# Broken beyond years



## Broken Years

I am 29 and have been with my husband for almost 11 years, married for 8 1/2. We have two children and its been a long road of emotional roller coaster events. My husband and I met young and used to party a lot when we met. When I became pregnant in 1999, I left that life as he continued. We used to drink and smoke marijuana. But when I became pregnant, a change came about me where I never looked back. I feel I have been living a double life and shelter my daughters (ages 9 and 6) from all of this because it is not the life I want for them. I have been holding on to this marriage because I thought it was better than a broken home effect on the children. Though they love their father and he does them also, I have recently encountered a week and a half of anxiety attacks (they usually last for a day or two but this one was huge).

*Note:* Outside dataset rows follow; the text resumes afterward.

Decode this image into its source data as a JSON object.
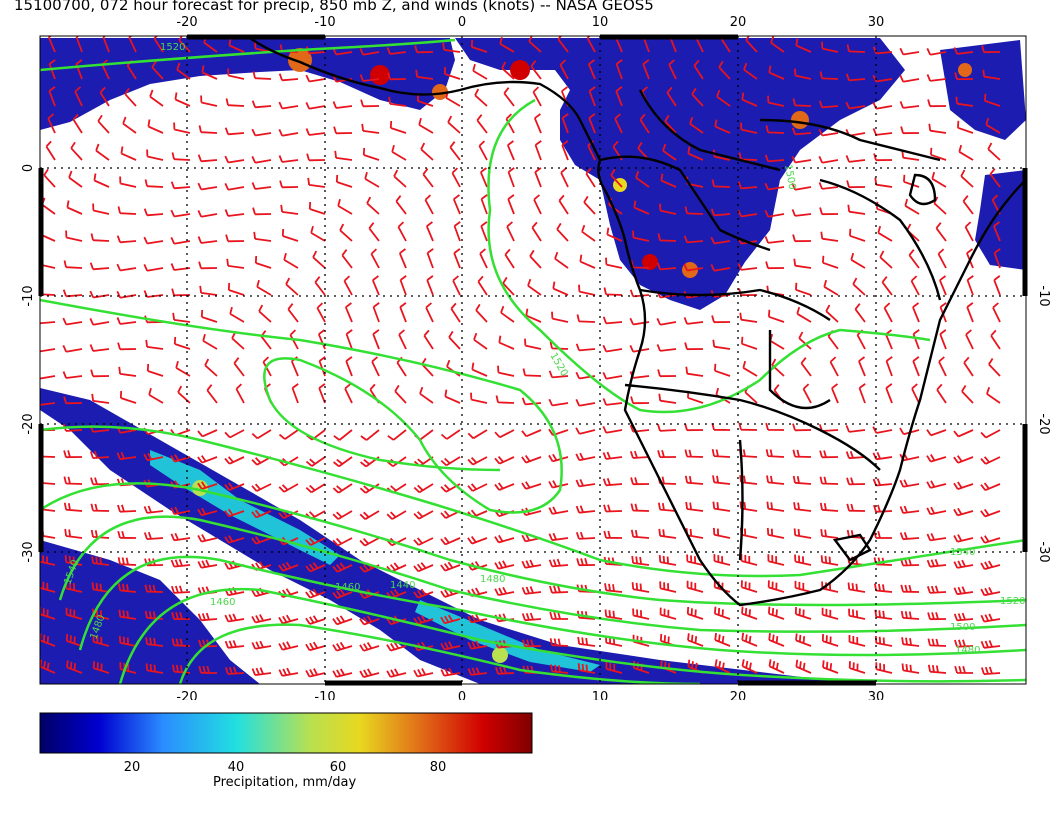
{
  "title": "15100700, 072 hour forecast for precip, 850 mb Z, and winds (knots) -- NASA GEOS5",
  "map": {
    "projection": "cylindrical",
    "lon_range": [
      -30,
      40
    ],
    "lat_range": [
      -40,
      10
    ],
    "lon_ticks": [
      "-20",
      "-10",
      "0",
      "10",
      "20",
      "30"
    ],
    "lat_ticks": [
      "0",
      "-10",
      "-20",
      "-30"
    ],
    "colors": {
      "wind_barbs": "#e8141e",
      "height_contours": "#33e033",
      "coastlines": "#000000",
      "gridlines": "#000000"
    },
    "contour_labels": [
      "1500",
      "1520",
      "1540",
      "1480",
      "1460",
      "1440"
    ]
  },
  "colorbar": {
    "ticks": [
      "20",
      "40",
      "60",
      "80"
    ],
    "label": "Precipitation, mm/day",
    "range": [
      0,
      100
    ],
    "colors": [
      "#000066",
      "#0000d0",
      "#2a8cff",
      "#22e0e0",
      "#b8e050",
      "#e8d820",
      "#e06818",
      "#d00000",
      "#800000"
    ]
  }
}
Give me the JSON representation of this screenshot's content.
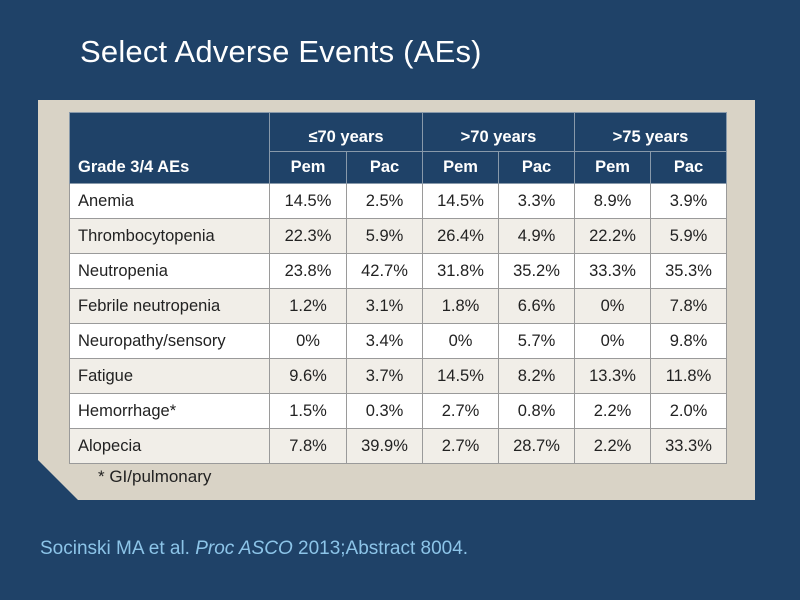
{
  "title": "Select Adverse Events (AEs)",
  "table": {
    "corner_label": "Grade 3/4 AEs",
    "groups": [
      "≤70 years",
      ">70 years",
      ">75 years"
    ],
    "subheaders": [
      "Pem",
      "Pac",
      "Pem",
      "Pac",
      "Pem",
      "Pac"
    ],
    "rows": [
      {
        "label": "Anemia",
        "values": [
          "14.5%",
          "2.5%",
          "14.5%",
          "3.3%",
          "8.9%",
          "3.9%"
        ]
      },
      {
        "label": "Thrombocytopenia",
        "values": [
          "22.3%",
          "5.9%",
          "26.4%",
          "4.9%",
          "22.2%",
          "5.9%"
        ]
      },
      {
        "label": "Neutropenia",
        "values": [
          "23.8%",
          "42.7%",
          "31.8%",
          "35.2%",
          "33.3%",
          "35.3%"
        ]
      },
      {
        "label": "Febrile neutropenia",
        "values": [
          "1.2%",
          "3.1%",
          "1.8%",
          "6.6%",
          "0%",
          "7.8%"
        ]
      },
      {
        "label": "Neuropathy/sensory",
        "values": [
          "0%",
          "3.4%",
          "0%",
          "5.7%",
          "0%",
          "9.8%"
        ]
      },
      {
        "label": "Fatigue",
        "values": [
          "9.6%",
          "3.7%",
          "14.5%",
          "8.2%",
          "13.3%",
          "11.8%"
        ]
      },
      {
        "label": "Hemorrhage*",
        "values": [
          "1.5%",
          "0.3%",
          "2.7%",
          "0.8%",
          "2.2%",
          "2.0%"
        ]
      },
      {
        "label": "Alopecia",
        "values": [
          "7.8%",
          "39.9%",
          "2.7%",
          "28.7%",
          "2.2%",
          "33.3%"
        ]
      }
    ]
  },
  "footnote": "* GI/pulmonary",
  "citation": {
    "authors": "Socinski MA et al.",
    "journal": "Proc ASCO",
    "rest": "2013;Abstract 8004."
  },
  "colors": {
    "background": "#1f4268",
    "panel": "#d9d3c6",
    "header": "#1f4268",
    "citation": "#8cc4e8"
  }
}
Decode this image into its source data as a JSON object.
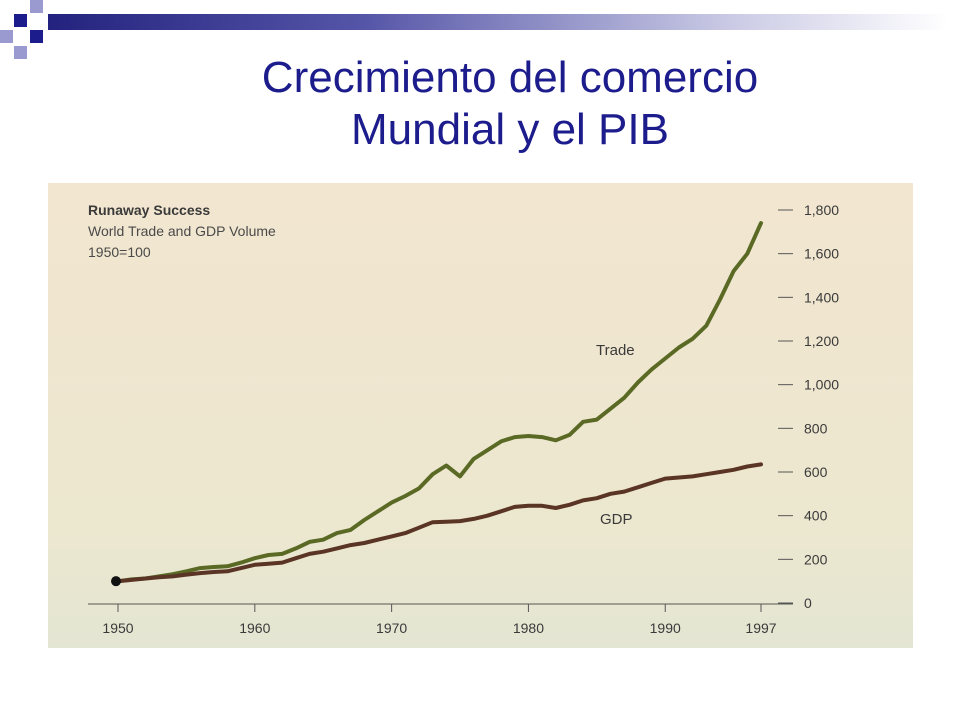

The attacks leave you feeling crazy, as if you can't pull your thoughts together. At that time I felt like I do not love him anymore, life never changes. Though I've been wanting him by my side living the same life, not feeling shame and sadness anymore, it consumed his life pushing me at a distance. I had told him of my concerns many times and nothing seemed to give. Then after my recent breakdown (as they have happened before) he now quit his habit. The life style I had to live to accommodate his "needs" or "addiction" doing things on my own for so long because the "habit" had kept him separate from us for so long, I no longer want to try to make the marriage work. Now he's reacting like "a man drowning" trying to make it work. It's been a priority issue of money, jobs, making sure he can buy his next "bag", friend involvements etc. I don't know where to go or what to do except seek counseling for myself to see if repair can be done. He has been fighting with me, threatening to leave, telling the girls he doesn't know when he'll see them again leaving me to fix the damage with the girls. Sometimes he'll keep me up all night because he can't sleep to make me as miserable as he feels. I'm worn and broken with no desire to work it out. I feel so lost. I have no where to go, no family to stay with and I'm stuck. I have been trying to "walk with grace" in this knowing I took vows, "for better or for worse" yet I'm feeling like throwing in the towel. He tells me that he knows he's been a "junkie" for 11 years, but why am I giving up on him when he's changed his ways (for 3 weeks now he's quit). Any advice would be helpful.


----------